Quantitative Metrics: Using single-shot, CS reconstructed images (for both QISS and LGE) as reference, we calculated the structural similarity index (SSIM), Dice similarity coefficient (DSC), and normalized root mean square error (NRMSE) to infer data fidelity. A mask was used to exclude signal-free pixels in the background.

Results

Figure 4 shows representative QISS MRA images obtained with CS and CNN reconstruction frameworks for three different patients. For QISS MRA, as summarized in Table 1, compared with CS, CNN produced high data fidelity (DSC=93.6 ± 1.1%; SSIM=94.0 ± 2.1%, NRMSE=2.2 ± 0.3%). The edge sharpness (1.28 ± 0.22 mm for CS vs. 1.34 ± 0.23 mm for CNN) was not significantly different (P > 0.38). The mean reconstruction time of CNN (0.32 s) was 99% shorter than CS (54s). For LGE, compared with CS, CNN produced high data fidelity (DSC=89.9 ± 2.4%; SSIM=90.9 ± 3.1%, NRMSE=2.9 ± 0.9%).

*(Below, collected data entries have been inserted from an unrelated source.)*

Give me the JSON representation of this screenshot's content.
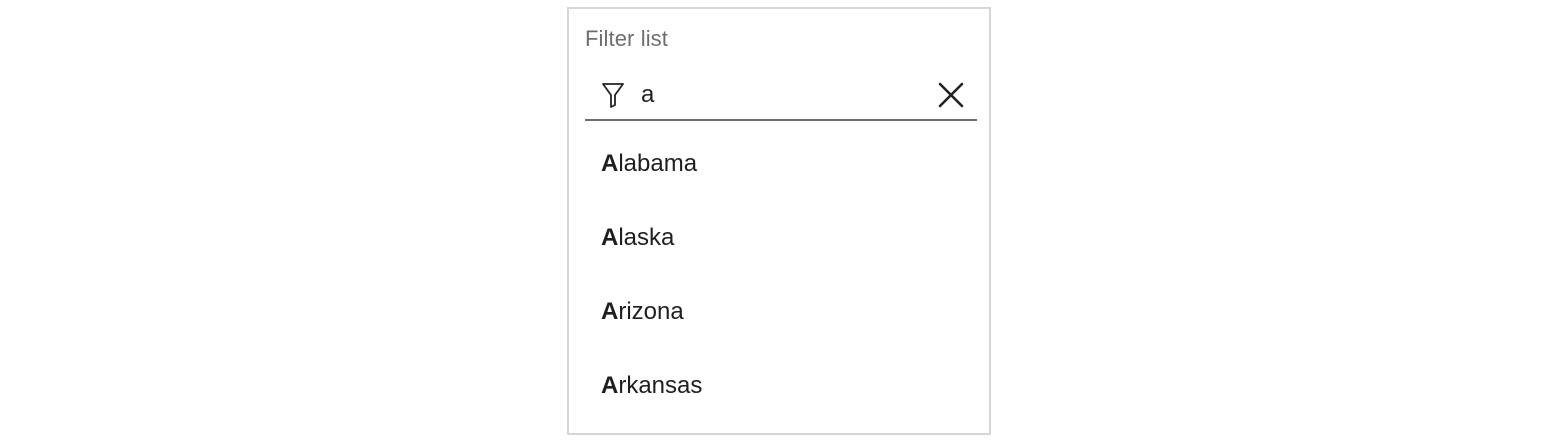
{
  "filter_panel": {
    "title": "Filter list",
    "search": {
      "value": "a",
      "icon": "filter-icon",
      "clear_icon": "close-icon"
    },
    "results": [
      {
        "match": "A",
        "rest": "labama"
      },
      {
        "match": "A",
        "rest": "laska"
      },
      {
        "match": "A",
        "rest": "rizona"
      },
      {
        "match": "A",
        "rest": "rkansas"
      }
    ]
  }
}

The edge sharpness (1.67 ± 0.45 mm for CS vs. 1.67 ± 0.38 mm for CNN) was not significantly different (P > 0.98).

Discussions

This study demonstrates that a U-Net framework reconstructs accelerated QISS MRA and LGE images with high data fidelity at 99% shorter reconstruction time than CS, thereby making inline reconstruction possible. A future study is warranted to investigate additional approaches to increasing data fidelity by incorporating a fidelity term.

Acknowledgements

This work was supported in part by the following grants: NIH R01HL116895, R01HL138578, R21EB024315, R21AG055954

References

1. Lustig M, Donoho D, Pauly JM. Sparse MRI: The application of compressed sensing for rapid MR imaging. Magn Reson Med 2007;58(6):1182-1195.

2. Kerstin H, Teresa K, Erich K, P. RM, K. SD, Thomas P, Florian K. Learning a variational network for reconstruction of accelerated MRI data. Magnetic Resonance in Medicine 2018;79(6):3055-3071.

3. Han Y, Yoo J, Kim HH, Shin HJ, Sung K, Ye JC. Deep learning with domain adaptation for accelerated projection-reconstruction MR. Magn Reson Med 2018;80(3):1189-1205.

4. Wang S, Su Z, Ying L, Peng X, Zhu S, Liang F, Feng D, Liang D. Accelerating magnetic resonance imaging via deep learning. 2016 13-16 April 2016. p 514-517.

5. Schlemper J, Caballero J, Hajnal JV, Price AN, Rueckert D. A Deep Cascade of Convolutional Neural Networks for Dynamic MR Image Reconstruction. IEEE Transactions on Medical Imaging 2018;37(2):491-503.

6. Shen D, Edelman RR, Robinson JD, Haji-Valizadeh H, Messina M, Giri S, Koktzoglou I, Rigsby CK, Kim D. Single-Shot Coronary Quiescent-Interval Slice-Selective Magnetic Resonance Angiography Using Compressed Sensing: A Feasibility Study in Patients With Congenital Heart Disease. J Comput Assist Tomogr 2018.

7. Haji-Valizadeh H, Collins J, Lee D, Carr J, Kim D. High resolution, single-shot LGE MRI with compressed sensing and radial k-space sampling. In: Proceedings of the 25rd Annual Meeting of ISMRM, Honolulu, HI 2017. Abstract No. 3255.

Figures

Table 1. A summary of quantitative measurements on 6 QISS MRA and 9 radial LGE validation cases. For NRMSE, SSIM and DICE measurements, CS reconstructed image was used as reference.

Figure 1. The U-Net structure for image reconstruction. The input is NUFFT images from single-shot radial k-space data and output is two-shot images. The number on the top of each box denotes the number of features/channels for each layer. The data matrix size is shown on the left.

Figure 2. The overall process of U-Net reconstruction of single-shot QISS MRA and radial LGE. A) Retrospective under-sample of two-shot QISS MRA. B) Training phase of U-Net using zero-filled, single-shot QISS MRA as input and two-shot QISS MRA as reference. C) Validation of U-Net using single-shot QISS MRA. D) Cross validation of U-Net using single-shot radial LGE images.

Figure 3. Edge profile measurements on CS reconstructed QISS MRA image (left column), U-Net reconstructed QISS MRA image (mid-left column), CS reconstructed radial LGE image (mid-right column) and U-Net reconstructed radial LGE image (right column). Signal intensity through a sharp edge (red line) was measured as shown. We used the distance between 25 and 75 percentiles of peak intensity value as a metric to estimate edge sharpness.

Figure 4. Example single-shot QISS MRA and single-shot radial LGE images comparing: zero-filled NUFFT (left), CS reconstructed with SENSE framework and TV constraint (middle), and CNN reconstruction with 2D U-net structure (right).